Twice this week, temperatures rose to record highs as January continues to get warmer in Minnesota.
According to the National Weather Service Twin Cities, the mercury touched 52 degrees Thursday at Minneapolis-St. Paul International Airport, breaking the previous record of 48 degrees set in 1989 and 1879. St. Cloud and Eau Claire, Wis., also saw records.
On Tuesday, temperatures at MSP hit 47 degrees, tying a record that had stood for 133 years.
At what is supposed to be the coldest time of the year in the Twin Cities, it’s ”hard to set record highs,” said Jonathan Erdman, a meteorologist with the Weather Channel. “They don’t come around every day.”

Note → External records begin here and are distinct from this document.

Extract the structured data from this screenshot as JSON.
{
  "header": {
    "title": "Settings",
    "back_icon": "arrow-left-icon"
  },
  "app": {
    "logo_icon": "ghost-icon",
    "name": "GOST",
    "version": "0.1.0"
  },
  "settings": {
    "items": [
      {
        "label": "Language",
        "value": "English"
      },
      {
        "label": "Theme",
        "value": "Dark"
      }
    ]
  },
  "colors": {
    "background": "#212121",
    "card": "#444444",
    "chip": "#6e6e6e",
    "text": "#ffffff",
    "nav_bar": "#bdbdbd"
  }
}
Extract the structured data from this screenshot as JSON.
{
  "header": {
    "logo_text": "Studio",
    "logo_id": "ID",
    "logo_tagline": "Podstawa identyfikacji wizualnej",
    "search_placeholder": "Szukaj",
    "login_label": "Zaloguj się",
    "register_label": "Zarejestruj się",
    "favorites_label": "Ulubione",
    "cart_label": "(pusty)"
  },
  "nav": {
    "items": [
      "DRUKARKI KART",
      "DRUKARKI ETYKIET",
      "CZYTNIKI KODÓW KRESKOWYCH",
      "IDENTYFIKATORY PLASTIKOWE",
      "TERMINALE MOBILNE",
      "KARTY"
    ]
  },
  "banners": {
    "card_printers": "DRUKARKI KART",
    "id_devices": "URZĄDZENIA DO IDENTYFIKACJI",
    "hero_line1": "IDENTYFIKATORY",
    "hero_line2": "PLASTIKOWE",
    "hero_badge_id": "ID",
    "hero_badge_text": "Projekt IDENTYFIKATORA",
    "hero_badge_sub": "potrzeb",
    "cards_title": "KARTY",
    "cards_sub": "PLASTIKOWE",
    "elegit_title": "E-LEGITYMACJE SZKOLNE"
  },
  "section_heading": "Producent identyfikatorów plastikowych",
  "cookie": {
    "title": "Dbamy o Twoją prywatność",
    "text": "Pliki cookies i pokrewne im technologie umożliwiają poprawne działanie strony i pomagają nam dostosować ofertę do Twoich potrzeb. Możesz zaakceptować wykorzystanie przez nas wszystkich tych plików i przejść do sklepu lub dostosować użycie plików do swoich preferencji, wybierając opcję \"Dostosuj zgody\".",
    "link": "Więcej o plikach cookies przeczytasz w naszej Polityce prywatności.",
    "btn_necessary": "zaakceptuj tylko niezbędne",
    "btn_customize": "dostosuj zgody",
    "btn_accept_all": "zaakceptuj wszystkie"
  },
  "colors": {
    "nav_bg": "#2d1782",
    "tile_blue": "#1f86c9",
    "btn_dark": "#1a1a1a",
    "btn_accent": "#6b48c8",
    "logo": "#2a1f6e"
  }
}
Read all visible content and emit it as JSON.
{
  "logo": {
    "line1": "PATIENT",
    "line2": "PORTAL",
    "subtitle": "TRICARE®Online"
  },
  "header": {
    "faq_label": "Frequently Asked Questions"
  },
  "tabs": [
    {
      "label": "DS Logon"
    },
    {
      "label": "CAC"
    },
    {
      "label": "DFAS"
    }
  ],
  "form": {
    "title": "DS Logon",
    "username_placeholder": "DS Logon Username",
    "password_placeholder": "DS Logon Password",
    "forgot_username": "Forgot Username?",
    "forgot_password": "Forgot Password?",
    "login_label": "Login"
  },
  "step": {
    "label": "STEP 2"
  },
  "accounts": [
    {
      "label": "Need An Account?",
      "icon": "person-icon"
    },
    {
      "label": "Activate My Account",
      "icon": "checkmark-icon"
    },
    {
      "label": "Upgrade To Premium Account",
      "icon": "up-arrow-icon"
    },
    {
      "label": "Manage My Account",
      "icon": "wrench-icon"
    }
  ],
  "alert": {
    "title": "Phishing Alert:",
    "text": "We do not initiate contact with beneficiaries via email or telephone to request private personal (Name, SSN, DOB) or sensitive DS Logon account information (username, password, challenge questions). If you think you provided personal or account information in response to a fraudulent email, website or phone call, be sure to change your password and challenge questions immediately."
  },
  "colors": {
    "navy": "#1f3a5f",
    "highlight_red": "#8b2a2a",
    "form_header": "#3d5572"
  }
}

Even without record-breaking temperatures, Januarys are trending warmer in Minnesota. Since 1970, the average daily temperature across the state has increased by 8.9 degrees and low temperatures, on average, are 10.8 degrees higher than they were a half-century ago. January in Minnesota is now warming faster than any other month, said Pete Boulay with the Minnesota State Climatology Office.

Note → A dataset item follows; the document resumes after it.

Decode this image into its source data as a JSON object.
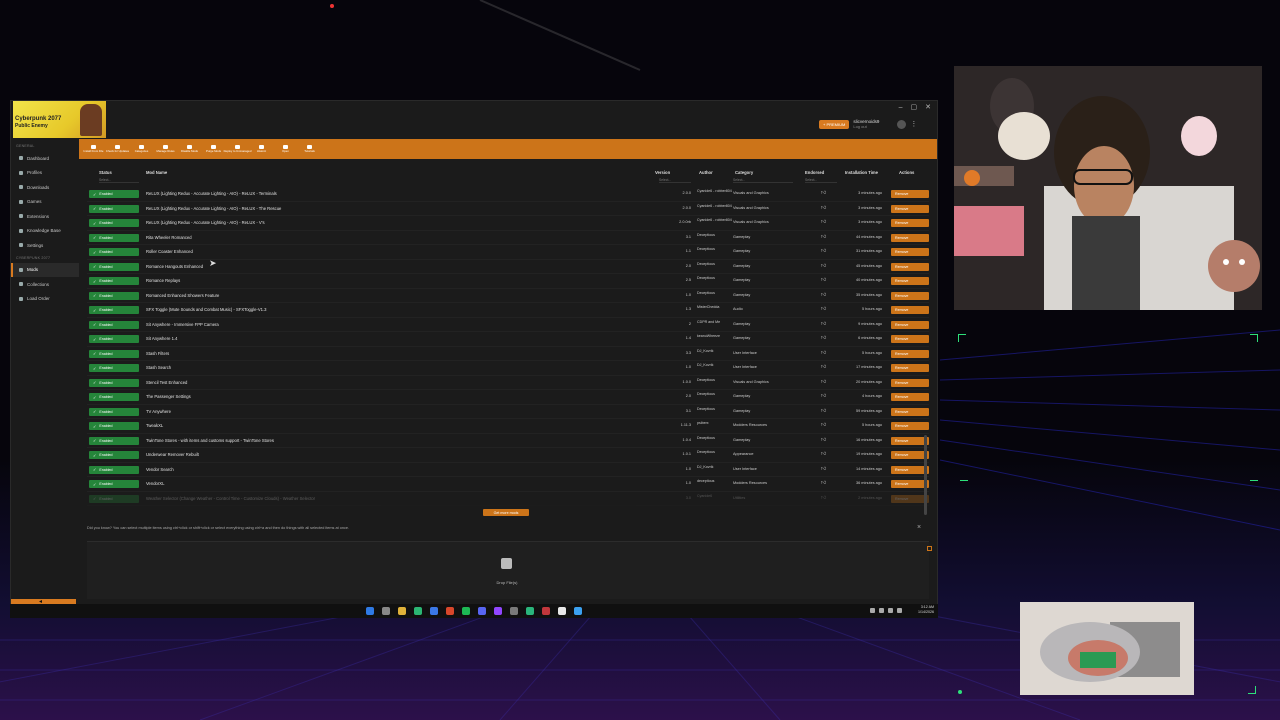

Weather trackers have been rewriting the January record books more frequently in recent years. Since 2000, new high temperature records have been set on nine of the month’s 31 days, according to data from the Weather Channel.

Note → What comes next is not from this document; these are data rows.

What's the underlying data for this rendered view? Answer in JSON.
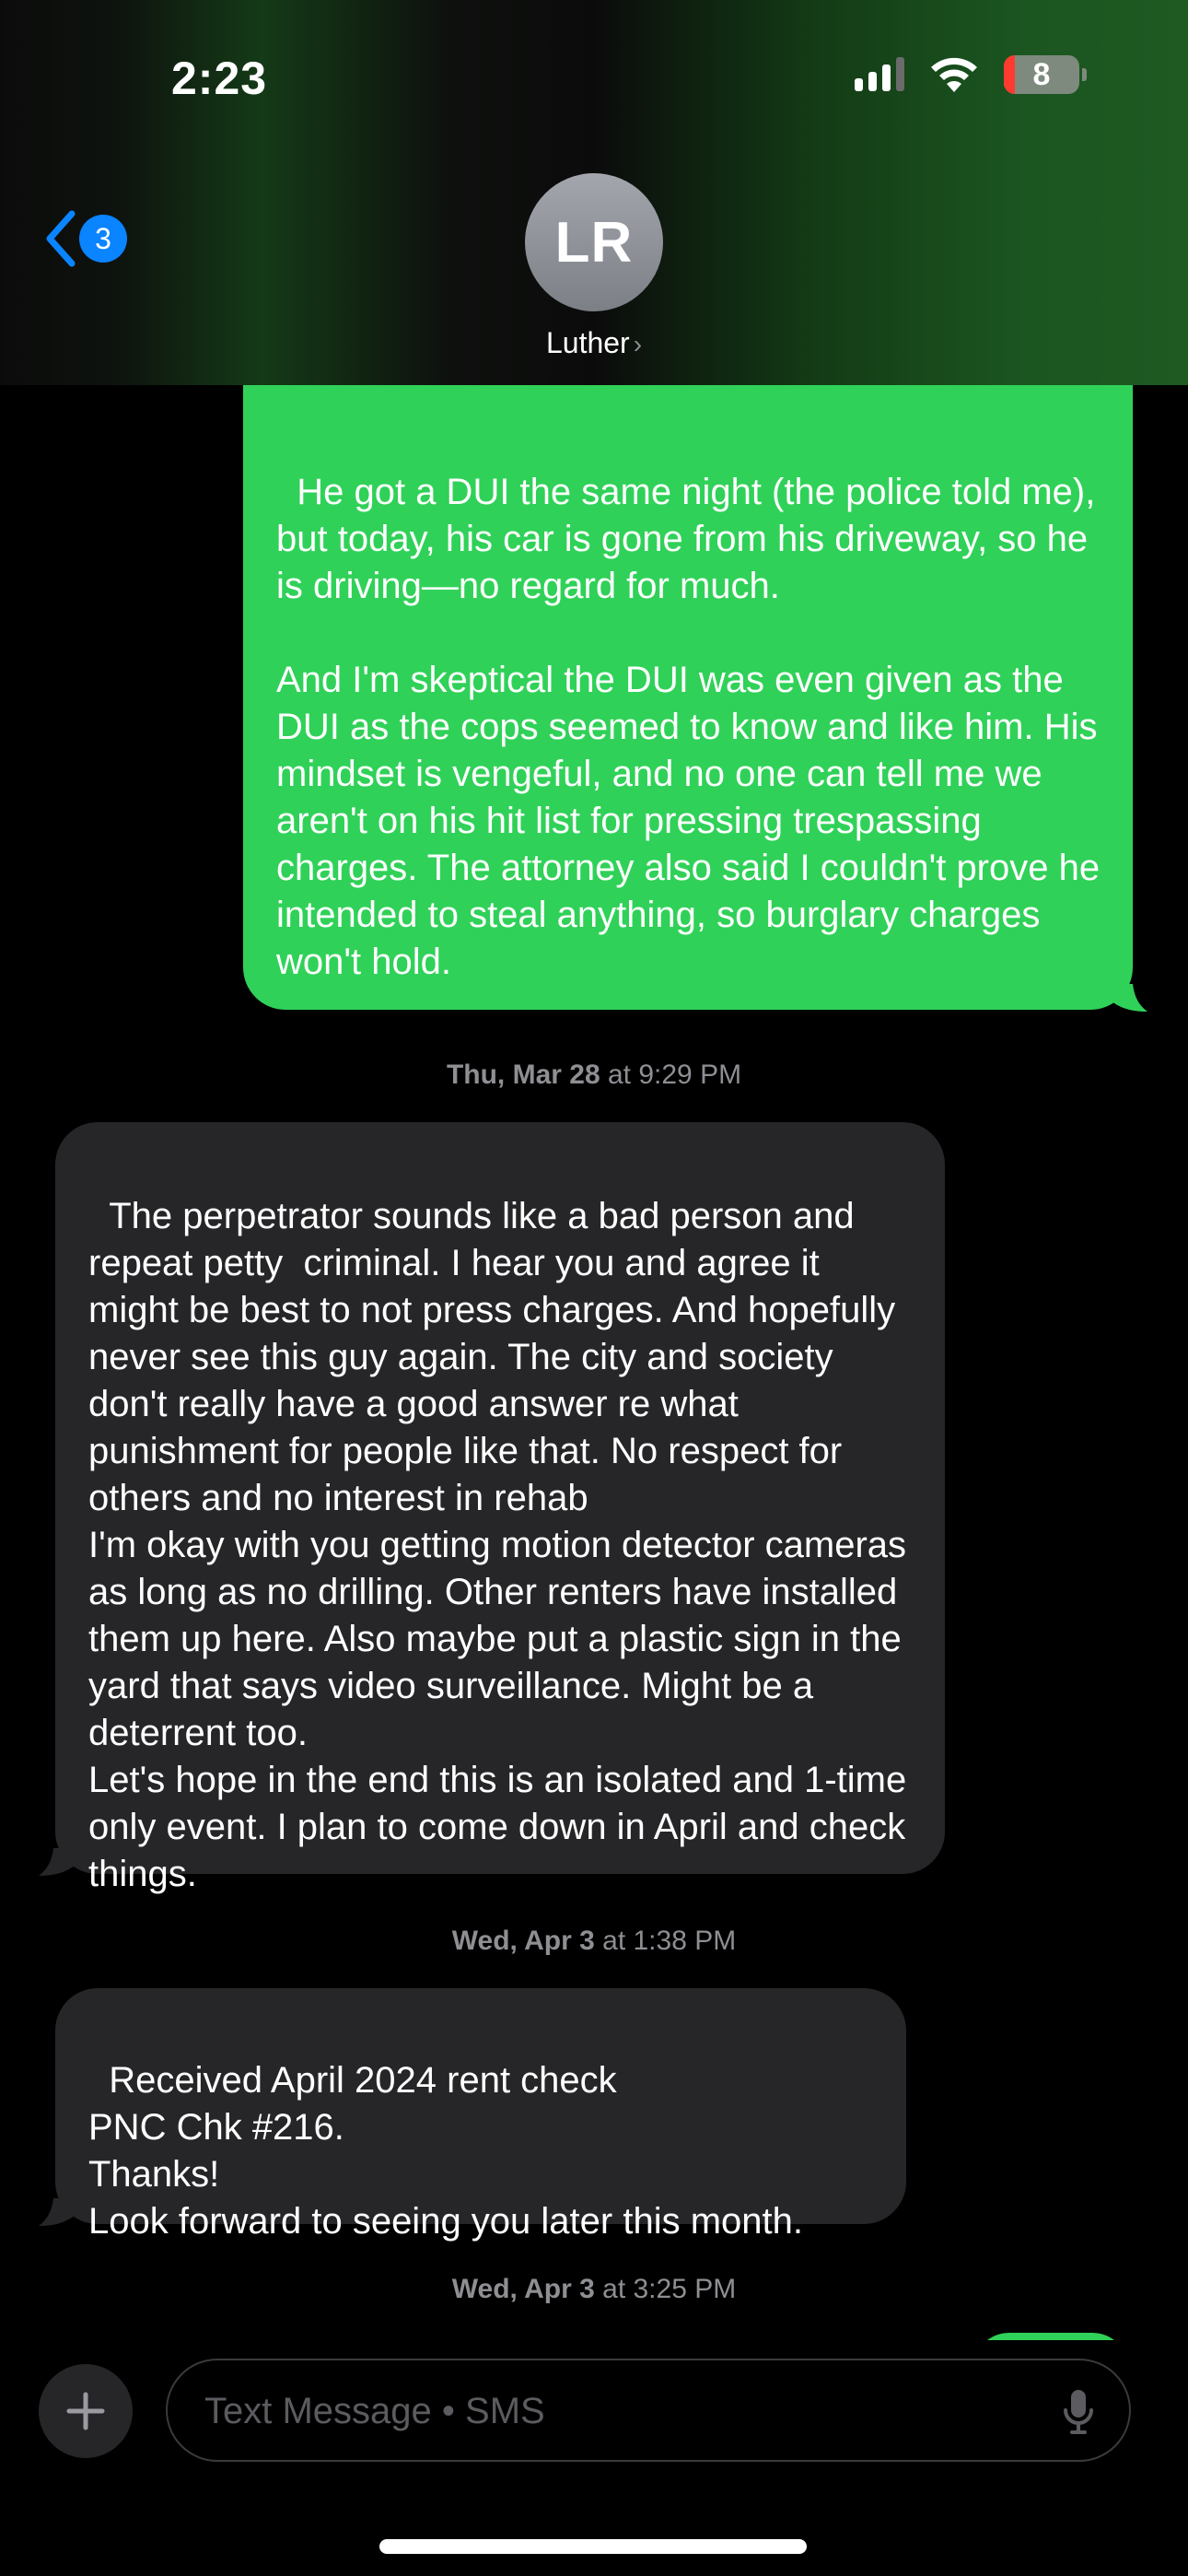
{
  "status_bar": {
    "time": "2:23",
    "battery_level": "8"
  },
  "header": {
    "back_count": "3",
    "avatar_initials": "LR",
    "contact_name": "Luther",
    "chevron": "›"
  },
  "messages": [
    {
      "direction": "sent",
      "text": "He got a DUI the same night (the police told me), but today, his car is gone from his driveway, so he is driving—no regard for much.\n\nAnd I'm skeptical the DUI was even given as the DUI as the cops seemed to know and like him. His mindset is vengeful, and no one can tell me we aren't on his hit list for pressing trespassing charges. The attorney also said I couldn't prove he intended to steal anything, so burglary charges won't hold."
    },
    {
      "timestamp_day": "Thu, Mar 28",
      "timestamp_time": "at 9:29 PM"
    },
    {
      "direction": "received",
      "text": "The perpetrator sounds like a bad person and repeat petty  criminal. I hear you and agree it might be best to not press charges. And hopefully never see this guy again. The city and society don't really have a good answer re what punishment for people like that. No respect for others and no interest in rehab\nI'm okay with you getting motion detector cameras as long as no drilling. Other renters have installed them up here. Also maybe put a plastic sign in the yard that says video surveillance. Might be a deterrent too.\nLet's hope in the end this is an isolated and 1-time only event. I plan to come down in April and check things."
    },
    {
      "timestamp_day": "Wed, Apr 3",
      "timestamp_time": "at 1:38 PM"
    },
    {
      "direction": "received",
      "text": "Received April 2024 rent check\nPNC Chk #216.\nThanks!\nLook forward to seeing you later this month."
    },
    {
      "timestamp_day": "Wed, Apr 3",
      "timestamp_time": "at 3:25 PM"
    }
  ],
  "composer": {
    "placeholder": "Text Message • SMS",
    "value": ""
  },
  "icons": {
    "back": "chevron-left-icon",
    "plus": "plus-icon",
    "mic": "microphone-icon",
    "wifi": "wifi-icon",
    "signal": "cellular-signal-icon",
    "battery": "battery-icon"
  },
  "colors": {
    "sent_bubble": "#30d158",
    "received_bubble": "#262628",
    "accent": "#0a84ff",
    "timestamp": "#8e8e93"
  }
}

Two of those marks were set just last year, when thermometers at the airport registered 50 degrees Jan. 29 and 55 degrees on Jan. 31 (a mark that withstood Friday’s high of 42).
“It’s kind of letting us down,” Boulay said, nodding to the fact that January typically is the state’s most brutal month for cold and snow. “The trend [for higher temperatures] has been going up in recent decades.”